Wednesday, September 12, 2007


by Mark Cappelletty

Alice Cooper “Eighteen”
Harry Nilsson “Jump Into The Fire”

The greatest music commercial ever:

Everyone remembers this ad. And nothing says” Dirty Hippie” like the two stoners in the clambake van pitching four records, four cassettes or two CDs full of music that’s not particularly patriotic and, frankly, not even that much rock. You assume that you’ll get your “Rambling Man” and your “Free Bird” and a smattering of other late ‘60’s/early ‘70’s album-rock favorites.

But while the set delivers expected conversion-van smokers like “White Room,” “Smoke On The Water,” “White Rabbit” and “Black Magic Woman,” most of the selections are shockingly weak. What self-respecting pothead busted out with The O’Jays’ “Love Train” while driving down I-75 carrying a load of primo Humboldt County smoke? What counter-culture revolutionary gave the finger to The Man while blasting Seals & Crofts’ “We May Never Pass This Way Again”? What tie-dye stained flower child tuned in or dropped out to the positively unpsychedelic melodies of Elton John or Dion?

The ad doesn’t even get their hippies straight-- the over-hyper dude on the left is way too clean-looking — I bet he doesn’t even stink of patchouli — while the other looks like he got lost on the way to a Jimmy Buffet concert. These clowns are no Randee Of The Redwoods.
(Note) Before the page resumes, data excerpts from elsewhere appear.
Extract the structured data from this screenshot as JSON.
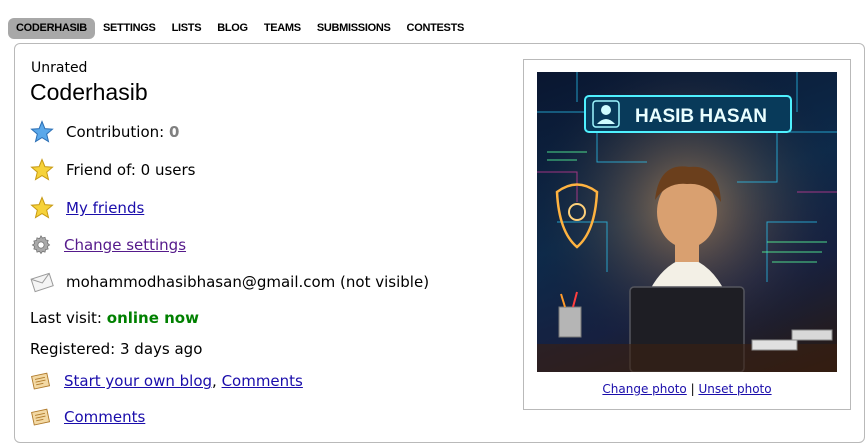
{
  "tabs": [
    "CODERHASIB",
    "SETTINGS",
    "LISTS",
    "BLOG",
    "TEAMS",
    "SUBMISSIONS",
    "CONTESTS"
  ],
  "profile": {
    "rank": "Unrated",
    "handle": "Coderhasib",
    "contribution_label": "Contribution:",
    "contribution_value": "0",
    "friend_of": "Friend of: 0 users",
    "my_friends": "My friends",
    "change_settings": "Change settings",
    "email": "mohammodhasibhasan@gmail.com (not visible)",
    "last_visit_label": "Last visit:",
    "last_visit_value": "online now",
    "registered": "Registered: 3 days ago",
    "blog_link": "Start your own blog",
    "blog_sep": ", ",
    "blog_comments": "Comments",
    "comments": "Comments"
  },
  "photo": {
    "banner_text": "HASIB HASAN",
    "change_photo": "Change photo",
    "separator": " | ",
    "unset_photo": "Unset photo"
  },
  "colors": {
    "tab_active_bg": "#a8a8a8",
    "link": "#1a0dab",
    "online": "#008000",
    "contribution": "#808080"
  }
}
As for the songs above, they’re the best of the bunch on this album. Face it— do you really want to listen to Joan Baez’s rendition of “The Night They Drove Old Dixie Down”? Neither is really traditional “Freedom Rock,” unless you count Mr. Rosso’s rendition of the Cooper hit on the classic Freaks & Geeks or the fact that the Nilsson song — best used during Ray Liotta’s cocaine freak-out in Goodfellas — sounds like an approximation of a really bad trip. This is MY Freedom Rock. And don’t forget to turn it up. Man.